Uber Eats et Deliveroo visés par une plainte pour traite d'êtres humains
Une offensive juridique inédite contre le modèle de livraison
Le parquet de Paris a reçu une plainte ciblant Uber Eats et Deliveroo pour traite d'êtres humains et travail dissimulé. Cette démarche émane d'un collectif de livreurs et d'organisations syndicales dénonçant un système d'exploitation organisé. Les plaignants affirment que les algorithmes imposent des cadences incompatibles avec le statut de travailleur indépendant.
L'action judiciaire souligne une contradiction majeure entre les valorisations boursières de ces entreprises et la réalité opérationnelle sur le terrain. Alors que les plateformes revendiquent un rôle de simple intermédiaire technologique, le dossier met en avant une subordination juridique de fait. Cette qualification de traite d'êtres humains repose sur la vulnérabilité économique des coursiers, souvent sans papiers ou en situation de grande précarité.
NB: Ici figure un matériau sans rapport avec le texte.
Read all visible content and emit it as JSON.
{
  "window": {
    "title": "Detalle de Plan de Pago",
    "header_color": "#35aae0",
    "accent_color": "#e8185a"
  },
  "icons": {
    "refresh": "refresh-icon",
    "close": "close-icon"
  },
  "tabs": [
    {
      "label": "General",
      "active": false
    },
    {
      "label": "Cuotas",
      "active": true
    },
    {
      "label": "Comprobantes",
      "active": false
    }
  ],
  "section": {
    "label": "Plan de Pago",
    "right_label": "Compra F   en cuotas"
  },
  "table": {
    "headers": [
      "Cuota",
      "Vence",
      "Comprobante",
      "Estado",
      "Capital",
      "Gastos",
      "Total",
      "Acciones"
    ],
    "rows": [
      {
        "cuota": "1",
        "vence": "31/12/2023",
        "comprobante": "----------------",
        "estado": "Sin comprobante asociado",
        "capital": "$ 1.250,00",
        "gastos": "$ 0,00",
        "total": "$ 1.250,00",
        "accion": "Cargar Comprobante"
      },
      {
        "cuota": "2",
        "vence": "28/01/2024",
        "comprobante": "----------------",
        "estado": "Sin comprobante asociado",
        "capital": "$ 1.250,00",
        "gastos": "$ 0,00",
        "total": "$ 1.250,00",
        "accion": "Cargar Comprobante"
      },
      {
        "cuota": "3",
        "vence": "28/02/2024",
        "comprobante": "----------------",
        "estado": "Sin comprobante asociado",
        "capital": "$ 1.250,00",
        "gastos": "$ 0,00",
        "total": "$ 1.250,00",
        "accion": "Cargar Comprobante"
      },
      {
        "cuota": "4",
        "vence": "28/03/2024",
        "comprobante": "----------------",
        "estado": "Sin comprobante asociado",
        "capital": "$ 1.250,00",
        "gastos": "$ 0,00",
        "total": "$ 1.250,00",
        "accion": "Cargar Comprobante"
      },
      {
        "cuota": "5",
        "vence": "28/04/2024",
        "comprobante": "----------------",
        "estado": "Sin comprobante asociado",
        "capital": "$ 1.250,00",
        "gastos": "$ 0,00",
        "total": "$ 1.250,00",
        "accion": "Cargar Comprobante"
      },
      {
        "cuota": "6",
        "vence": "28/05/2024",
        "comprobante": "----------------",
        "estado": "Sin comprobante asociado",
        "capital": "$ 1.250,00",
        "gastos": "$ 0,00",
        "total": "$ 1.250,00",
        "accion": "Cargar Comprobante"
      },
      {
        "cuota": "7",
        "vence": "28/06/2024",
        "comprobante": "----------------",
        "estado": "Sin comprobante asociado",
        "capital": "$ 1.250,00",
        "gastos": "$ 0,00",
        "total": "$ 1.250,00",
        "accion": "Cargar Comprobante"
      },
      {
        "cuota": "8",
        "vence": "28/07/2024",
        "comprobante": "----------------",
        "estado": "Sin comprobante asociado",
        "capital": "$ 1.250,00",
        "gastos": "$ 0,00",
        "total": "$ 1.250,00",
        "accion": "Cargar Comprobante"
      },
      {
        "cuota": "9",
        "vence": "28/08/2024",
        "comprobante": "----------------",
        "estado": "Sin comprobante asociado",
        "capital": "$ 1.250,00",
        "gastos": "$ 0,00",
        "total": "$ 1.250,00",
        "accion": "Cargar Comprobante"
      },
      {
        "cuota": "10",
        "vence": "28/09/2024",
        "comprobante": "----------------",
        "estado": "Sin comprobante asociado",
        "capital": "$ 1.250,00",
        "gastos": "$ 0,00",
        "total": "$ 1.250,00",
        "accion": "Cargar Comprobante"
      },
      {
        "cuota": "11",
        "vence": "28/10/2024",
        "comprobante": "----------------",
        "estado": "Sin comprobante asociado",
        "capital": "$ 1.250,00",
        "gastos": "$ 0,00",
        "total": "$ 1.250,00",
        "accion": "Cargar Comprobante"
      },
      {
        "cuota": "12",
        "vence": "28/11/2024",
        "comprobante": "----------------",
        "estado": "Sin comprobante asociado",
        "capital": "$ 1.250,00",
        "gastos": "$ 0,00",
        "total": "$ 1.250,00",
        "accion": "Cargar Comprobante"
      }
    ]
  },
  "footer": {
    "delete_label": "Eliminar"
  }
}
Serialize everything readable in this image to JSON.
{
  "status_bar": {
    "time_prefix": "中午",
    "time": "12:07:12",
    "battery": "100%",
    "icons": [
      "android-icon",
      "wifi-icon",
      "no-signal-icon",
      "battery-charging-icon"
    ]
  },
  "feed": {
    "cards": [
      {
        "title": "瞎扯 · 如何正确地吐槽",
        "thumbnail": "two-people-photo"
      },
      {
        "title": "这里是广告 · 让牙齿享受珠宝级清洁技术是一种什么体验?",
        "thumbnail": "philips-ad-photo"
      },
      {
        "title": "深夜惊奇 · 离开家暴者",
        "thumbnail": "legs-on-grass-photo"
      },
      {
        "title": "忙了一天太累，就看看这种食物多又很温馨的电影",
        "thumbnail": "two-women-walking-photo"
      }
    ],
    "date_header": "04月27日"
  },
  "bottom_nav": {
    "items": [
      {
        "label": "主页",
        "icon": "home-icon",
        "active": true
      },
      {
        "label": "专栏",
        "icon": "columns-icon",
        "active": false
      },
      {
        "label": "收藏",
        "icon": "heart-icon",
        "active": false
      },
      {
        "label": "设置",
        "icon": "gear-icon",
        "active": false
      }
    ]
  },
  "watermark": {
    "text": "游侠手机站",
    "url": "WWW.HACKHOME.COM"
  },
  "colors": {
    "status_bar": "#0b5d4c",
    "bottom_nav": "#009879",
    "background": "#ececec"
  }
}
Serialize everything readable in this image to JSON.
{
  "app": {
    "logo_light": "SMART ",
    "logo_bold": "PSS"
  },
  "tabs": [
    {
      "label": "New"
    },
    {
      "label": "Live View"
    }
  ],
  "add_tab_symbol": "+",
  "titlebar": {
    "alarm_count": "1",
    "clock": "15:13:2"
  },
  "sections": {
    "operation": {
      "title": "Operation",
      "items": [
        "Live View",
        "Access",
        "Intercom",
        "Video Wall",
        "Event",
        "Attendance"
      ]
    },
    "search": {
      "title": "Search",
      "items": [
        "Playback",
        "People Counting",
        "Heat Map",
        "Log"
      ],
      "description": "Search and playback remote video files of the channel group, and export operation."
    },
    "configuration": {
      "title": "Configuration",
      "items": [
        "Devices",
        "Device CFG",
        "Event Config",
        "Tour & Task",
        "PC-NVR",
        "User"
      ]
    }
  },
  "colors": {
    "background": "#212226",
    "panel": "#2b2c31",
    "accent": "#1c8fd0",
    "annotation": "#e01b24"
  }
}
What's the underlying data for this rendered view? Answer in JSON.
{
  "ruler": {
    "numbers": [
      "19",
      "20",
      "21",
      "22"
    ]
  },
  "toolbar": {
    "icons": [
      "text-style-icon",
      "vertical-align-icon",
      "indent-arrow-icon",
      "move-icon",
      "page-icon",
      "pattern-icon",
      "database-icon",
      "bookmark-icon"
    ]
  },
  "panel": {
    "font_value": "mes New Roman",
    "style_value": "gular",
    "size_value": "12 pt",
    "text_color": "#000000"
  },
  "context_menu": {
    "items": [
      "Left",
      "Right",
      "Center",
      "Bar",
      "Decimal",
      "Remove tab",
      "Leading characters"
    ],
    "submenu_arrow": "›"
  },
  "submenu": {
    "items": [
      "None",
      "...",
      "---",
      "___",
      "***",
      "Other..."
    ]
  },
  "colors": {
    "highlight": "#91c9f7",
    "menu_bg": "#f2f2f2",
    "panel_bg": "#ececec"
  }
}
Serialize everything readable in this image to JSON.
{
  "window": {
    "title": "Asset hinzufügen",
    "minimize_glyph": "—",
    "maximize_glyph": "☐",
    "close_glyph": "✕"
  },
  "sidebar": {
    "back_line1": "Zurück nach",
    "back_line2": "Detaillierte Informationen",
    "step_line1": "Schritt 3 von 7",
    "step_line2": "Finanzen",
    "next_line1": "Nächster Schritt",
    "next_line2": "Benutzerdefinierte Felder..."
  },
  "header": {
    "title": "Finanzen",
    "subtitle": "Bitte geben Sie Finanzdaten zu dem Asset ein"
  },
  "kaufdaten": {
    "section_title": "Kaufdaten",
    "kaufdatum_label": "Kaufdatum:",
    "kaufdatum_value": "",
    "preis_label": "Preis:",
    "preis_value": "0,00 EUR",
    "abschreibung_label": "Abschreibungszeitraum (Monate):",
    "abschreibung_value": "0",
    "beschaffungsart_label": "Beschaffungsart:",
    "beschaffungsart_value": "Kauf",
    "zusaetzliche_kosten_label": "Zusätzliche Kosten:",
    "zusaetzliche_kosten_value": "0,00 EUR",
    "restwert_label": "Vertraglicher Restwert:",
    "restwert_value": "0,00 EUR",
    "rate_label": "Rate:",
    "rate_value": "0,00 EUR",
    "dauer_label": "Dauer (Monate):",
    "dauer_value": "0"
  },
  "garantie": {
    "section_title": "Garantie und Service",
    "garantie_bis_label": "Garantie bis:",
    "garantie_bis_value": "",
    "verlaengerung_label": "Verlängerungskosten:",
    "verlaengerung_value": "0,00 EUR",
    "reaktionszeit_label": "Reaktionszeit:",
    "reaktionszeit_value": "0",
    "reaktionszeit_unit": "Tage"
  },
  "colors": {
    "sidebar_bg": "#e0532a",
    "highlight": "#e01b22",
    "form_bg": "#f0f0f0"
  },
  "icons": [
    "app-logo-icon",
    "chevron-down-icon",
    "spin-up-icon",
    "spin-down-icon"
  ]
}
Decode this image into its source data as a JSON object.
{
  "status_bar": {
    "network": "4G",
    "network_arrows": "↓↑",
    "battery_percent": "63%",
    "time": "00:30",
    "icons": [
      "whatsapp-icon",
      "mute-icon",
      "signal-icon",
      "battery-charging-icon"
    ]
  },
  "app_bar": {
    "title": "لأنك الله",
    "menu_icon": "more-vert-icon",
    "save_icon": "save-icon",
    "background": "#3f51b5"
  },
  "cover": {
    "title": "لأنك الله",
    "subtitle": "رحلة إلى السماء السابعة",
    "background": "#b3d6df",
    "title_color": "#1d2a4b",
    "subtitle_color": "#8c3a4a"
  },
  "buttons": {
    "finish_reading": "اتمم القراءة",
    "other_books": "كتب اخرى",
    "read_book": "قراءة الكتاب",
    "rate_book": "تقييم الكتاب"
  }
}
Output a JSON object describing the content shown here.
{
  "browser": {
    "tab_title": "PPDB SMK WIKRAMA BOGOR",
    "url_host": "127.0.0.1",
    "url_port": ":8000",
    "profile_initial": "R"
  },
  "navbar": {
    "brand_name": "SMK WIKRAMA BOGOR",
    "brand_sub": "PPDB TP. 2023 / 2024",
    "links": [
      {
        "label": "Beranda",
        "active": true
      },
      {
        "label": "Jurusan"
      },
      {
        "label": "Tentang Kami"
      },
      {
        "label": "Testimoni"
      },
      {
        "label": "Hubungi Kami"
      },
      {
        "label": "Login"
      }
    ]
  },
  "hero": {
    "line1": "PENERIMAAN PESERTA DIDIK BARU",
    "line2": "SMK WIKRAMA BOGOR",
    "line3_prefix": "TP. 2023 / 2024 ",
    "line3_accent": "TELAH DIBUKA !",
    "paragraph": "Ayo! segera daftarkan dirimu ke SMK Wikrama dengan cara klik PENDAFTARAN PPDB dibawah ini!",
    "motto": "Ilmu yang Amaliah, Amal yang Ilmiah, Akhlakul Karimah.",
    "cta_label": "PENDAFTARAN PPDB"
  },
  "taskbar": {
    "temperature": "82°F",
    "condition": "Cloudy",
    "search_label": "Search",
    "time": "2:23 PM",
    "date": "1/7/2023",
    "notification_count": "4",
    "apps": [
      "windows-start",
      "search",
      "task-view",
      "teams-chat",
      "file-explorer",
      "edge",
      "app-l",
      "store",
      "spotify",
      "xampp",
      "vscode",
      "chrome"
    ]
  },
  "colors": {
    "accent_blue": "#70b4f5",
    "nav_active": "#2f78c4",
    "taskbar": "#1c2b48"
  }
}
Le mécanisme de la sous-location de comptes
Le cœur du problème réside dans le marché noir des comptes de livraison qui prospère en marge des applications officielles. Des individus louent leurs identifiants à des travailleurs clandestins en échange d'une commission prélevée sur chaque course. Les plateformes sont accusées de fermer les yeux sur ces pratiques pour maintenir un volume de livraison élevé à bas coût.
- Les loueurs de comptes captent parfois jusqu'à 50 % des revenus des livreurs réels.
- Le manque de contrôles biométriques stricts facilite l'usurpation d'identité sur les applications.
- Les accidents de la route impliquant des livreurs non déclarés ne sont couverts par aucune assurance professionnelle.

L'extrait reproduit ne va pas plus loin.